Abstract
Purpose
To present a 22-month-old girl with a complete retinal detachment who was found to have systemic exam findings consistent with neurofibromatosis type 1 during the course of multi-specialty exam under anesthesia.
Observations
During examination under anesthesia, ophthalmic exam findings demonstrated retinal detachment with cyst formation, as well as peripheral non-perfusion of the retina in the left eye. Non-ophthalmic findings discovered on difficulty with intubation included a laryngeal plexiform neurofibroma and café-au-lait spots.
Conclusions
Pediatric retinal detachments are uncommon compared to those in adults. Pediatric patients with neurofibromatosis type 1 can present with vision loss as the presenting symptom. Systemic signs and symptoms should be carefully screen and monitored.
1
Introduction
Neurofibromatosis type 1 (NF1) is an autosomal dominant neurocutaneous syndrome that impacts several organ systems, including the eye. Ocular manifestations of NF1 include iris Lisch nodules, optic pathway gliomas, eyelid or orbit plexiform neurofibroma, glaucoma, and, rarely, retinal hamartomas. Here, we present a 22-month-old girl who was referred for possible Toxocara canis retinal detachment (RD) of the right eye and noted to have a laryngeal mass and peripheral non-perfusion of the left eye.
2
Case report
A 22-month-old girl presented from Puerto Rico for evaluation of one month of leukocoria in the right eye with pain, inflammation, vision changes and exotropia. She was diagnosed with a possible Toxocara canis retinal detachment with negative Toxocara IgM and IgG. The patient was born at full term and had no other past medical history. She had no relevant family history of ophthalmic or inherited disorders.

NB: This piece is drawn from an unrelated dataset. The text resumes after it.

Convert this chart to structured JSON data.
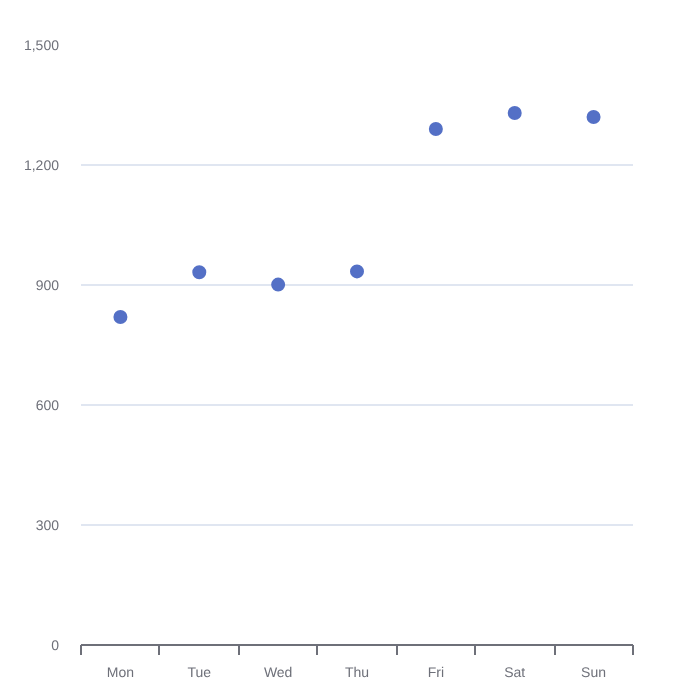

On ophthalmic examination, she had a poor reaction to light in the right eye and was able to fix and follow in the left eye. Her pupil was fixed with posterior synechia in the right eye and 2.5 mm in the left eye. Her right eye demonstrated exotropia. There were no iris Lisch nodules present bilaterally.
During exam under anesthesia (EUA), her intraocular pressure was 37 mmHg in the right eye and 12 mmHg in the left eye. The right eye showed injected conjunctiva with a deep anterior chamber and a retrolental membrane of vascular tissue consistent with apposition of the retina to the posterior lens ( Fig. 1 a). B-scan echography of the right eye demonstrated a small globe with a total funnel retinal detachment, cyst formation with no evidence of retinoblastoma. Ultrasonography and fundus photography of the left eye was otherwise unremarkable. There were otherwise no issues with her initial EUA.
Fluorescein angiography (FA) showed a lack of patent vasculature in the right eye with abnormal vasculature in the posterior retrolental space consistent with a total retinal detachment. FA of the left eye was normal posteriorly with abnormal tortuosity and vasculature temporally ( Fig. 1 b) and peripheral nonperfusion noted temporally, superotemporally ( Fig. 1 c), and inferotemporally. The retinal detachment was determined to be inoperable and an injection of sub-Tenon’s Kenalog was given to the right eye. The child was treated with topical prednisolone and glaucoma medications.
On repeat EUA four months later, the patient had a stable ocular exam with decreased IOP to 12 mmHG in the affected eye. It was noted that the patient had more than 6 cafe-au-lait spots larger than 5mm diameter present on her trunk and legs. During intubation, a large cystic mass was noted in the airway ( Fig. 2 a). Pediatric otolaryngology was then consulted, resulting in a hospital admission for direct laryngoscopy, imaging, and possible biopsy. The family stated they had noted problems breathing at night that had been diagnosed as enlarged adenoids in Puerto Rico.